All things considered, though, aside from some of her odd quibbles, she has done a good job in bringing the work—the product of long and hard scholarship on behalf of myself, Sally Sutherland Goldman, Sheldon Pollock, Ros Lefeber, and Bart van Nooten—to a wider public.
As for her closing quip, if we are to take it seriously, that all who wish to read the Ramayana should learn Sanskrit, then this should also hold in the case of all literary works in foreign languages and the Review could thus dispense with its entire “In Translation” section.
Robert Goldman
William and Catherine Magistretti
Distinguished Professor Emeritus
Department of South and Southeast Asian Studies
University of California at Berkeley
Berkeley, California
Wendy Doniger replies:
If scholars always recused themselves from responding to the works of colleagues with whom they had serious differences, personal and/or professional, the history of scholarship would certainly be much briefer, less lively, and far less self-correcting and cross-fertilizing than it has been. I think I was fair to the work in question, praising to the skies the seven-volume edition intended for scholars and merely arguing that the new one-volume edition will also be useful to scholars but not to general readers.

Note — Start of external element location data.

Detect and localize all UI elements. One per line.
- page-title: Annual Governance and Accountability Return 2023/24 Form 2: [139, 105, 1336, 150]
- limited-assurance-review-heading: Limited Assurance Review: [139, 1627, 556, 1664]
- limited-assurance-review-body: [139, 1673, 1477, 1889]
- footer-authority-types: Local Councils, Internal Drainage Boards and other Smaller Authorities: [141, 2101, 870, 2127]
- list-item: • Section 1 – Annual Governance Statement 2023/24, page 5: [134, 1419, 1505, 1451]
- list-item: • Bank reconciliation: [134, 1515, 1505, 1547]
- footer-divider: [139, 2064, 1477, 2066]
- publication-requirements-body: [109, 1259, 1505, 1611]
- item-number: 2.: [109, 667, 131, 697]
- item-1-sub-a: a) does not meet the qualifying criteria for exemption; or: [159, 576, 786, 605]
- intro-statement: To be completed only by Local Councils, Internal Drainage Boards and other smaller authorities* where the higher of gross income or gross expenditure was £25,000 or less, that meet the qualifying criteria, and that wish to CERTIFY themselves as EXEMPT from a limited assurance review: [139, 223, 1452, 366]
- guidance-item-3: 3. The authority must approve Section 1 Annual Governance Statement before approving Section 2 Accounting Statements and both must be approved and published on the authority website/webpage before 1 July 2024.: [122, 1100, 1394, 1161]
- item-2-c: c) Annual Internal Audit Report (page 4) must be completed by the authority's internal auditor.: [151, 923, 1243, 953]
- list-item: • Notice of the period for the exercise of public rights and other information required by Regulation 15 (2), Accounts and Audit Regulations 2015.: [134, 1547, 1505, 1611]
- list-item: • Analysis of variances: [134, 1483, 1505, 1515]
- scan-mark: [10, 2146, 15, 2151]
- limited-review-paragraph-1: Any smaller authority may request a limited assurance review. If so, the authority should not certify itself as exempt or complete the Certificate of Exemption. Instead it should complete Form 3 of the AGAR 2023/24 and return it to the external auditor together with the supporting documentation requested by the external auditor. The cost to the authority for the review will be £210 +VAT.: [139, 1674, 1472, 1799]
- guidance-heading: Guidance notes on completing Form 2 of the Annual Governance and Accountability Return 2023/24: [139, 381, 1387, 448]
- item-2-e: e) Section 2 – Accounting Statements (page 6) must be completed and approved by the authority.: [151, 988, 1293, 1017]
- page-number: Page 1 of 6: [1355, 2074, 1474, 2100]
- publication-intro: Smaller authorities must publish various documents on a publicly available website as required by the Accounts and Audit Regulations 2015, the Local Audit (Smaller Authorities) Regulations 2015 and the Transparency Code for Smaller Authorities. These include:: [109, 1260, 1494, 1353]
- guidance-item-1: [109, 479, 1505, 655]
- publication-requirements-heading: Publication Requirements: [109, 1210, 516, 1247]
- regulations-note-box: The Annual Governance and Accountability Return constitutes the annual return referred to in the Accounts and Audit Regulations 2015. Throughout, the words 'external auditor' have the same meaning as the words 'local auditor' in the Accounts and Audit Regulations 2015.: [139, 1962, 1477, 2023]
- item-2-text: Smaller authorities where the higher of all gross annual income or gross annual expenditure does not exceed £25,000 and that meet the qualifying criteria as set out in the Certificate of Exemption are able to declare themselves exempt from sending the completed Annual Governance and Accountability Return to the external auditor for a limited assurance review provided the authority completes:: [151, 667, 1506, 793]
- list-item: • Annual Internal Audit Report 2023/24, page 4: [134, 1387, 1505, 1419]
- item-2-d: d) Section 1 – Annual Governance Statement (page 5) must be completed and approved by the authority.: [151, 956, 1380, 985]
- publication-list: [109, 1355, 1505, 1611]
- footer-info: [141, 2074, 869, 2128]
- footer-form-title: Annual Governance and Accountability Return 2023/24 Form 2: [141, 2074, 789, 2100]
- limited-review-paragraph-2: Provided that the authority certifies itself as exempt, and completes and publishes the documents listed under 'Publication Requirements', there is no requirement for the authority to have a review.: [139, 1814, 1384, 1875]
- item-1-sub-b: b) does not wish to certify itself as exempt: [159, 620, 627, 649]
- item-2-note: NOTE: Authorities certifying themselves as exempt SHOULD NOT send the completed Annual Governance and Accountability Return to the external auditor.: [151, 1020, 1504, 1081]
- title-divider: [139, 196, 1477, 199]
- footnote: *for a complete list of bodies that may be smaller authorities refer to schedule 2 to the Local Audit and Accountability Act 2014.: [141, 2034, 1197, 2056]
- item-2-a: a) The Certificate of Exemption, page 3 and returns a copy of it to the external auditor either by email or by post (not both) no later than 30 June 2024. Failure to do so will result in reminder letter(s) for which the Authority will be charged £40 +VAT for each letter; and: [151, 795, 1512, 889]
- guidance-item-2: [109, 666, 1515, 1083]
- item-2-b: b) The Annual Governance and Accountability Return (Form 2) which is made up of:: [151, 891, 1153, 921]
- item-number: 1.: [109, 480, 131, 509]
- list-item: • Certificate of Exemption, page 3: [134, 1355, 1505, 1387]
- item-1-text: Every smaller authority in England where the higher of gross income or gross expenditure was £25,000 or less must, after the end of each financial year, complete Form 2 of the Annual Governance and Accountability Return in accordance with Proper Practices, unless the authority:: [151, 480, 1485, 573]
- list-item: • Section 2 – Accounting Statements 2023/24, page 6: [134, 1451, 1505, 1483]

I grant that some sections of the Ramayana are more poetic than others, but I insist that even the more prosaic passages can be translated into a more lucid and naturally flowing English than this edition (with the significant exception of the volumes translated by Sheldon Pollock) offers to readers.
Finally, Cousin Bob seems not to have realized that I was making no serious academic claim but was merely joking, tongue in cheek, when I suggested that the love of Sanskrit might generally run in families and that the best solution to the problem of translating the Ramayana would be to have everyone learn Sanskrit.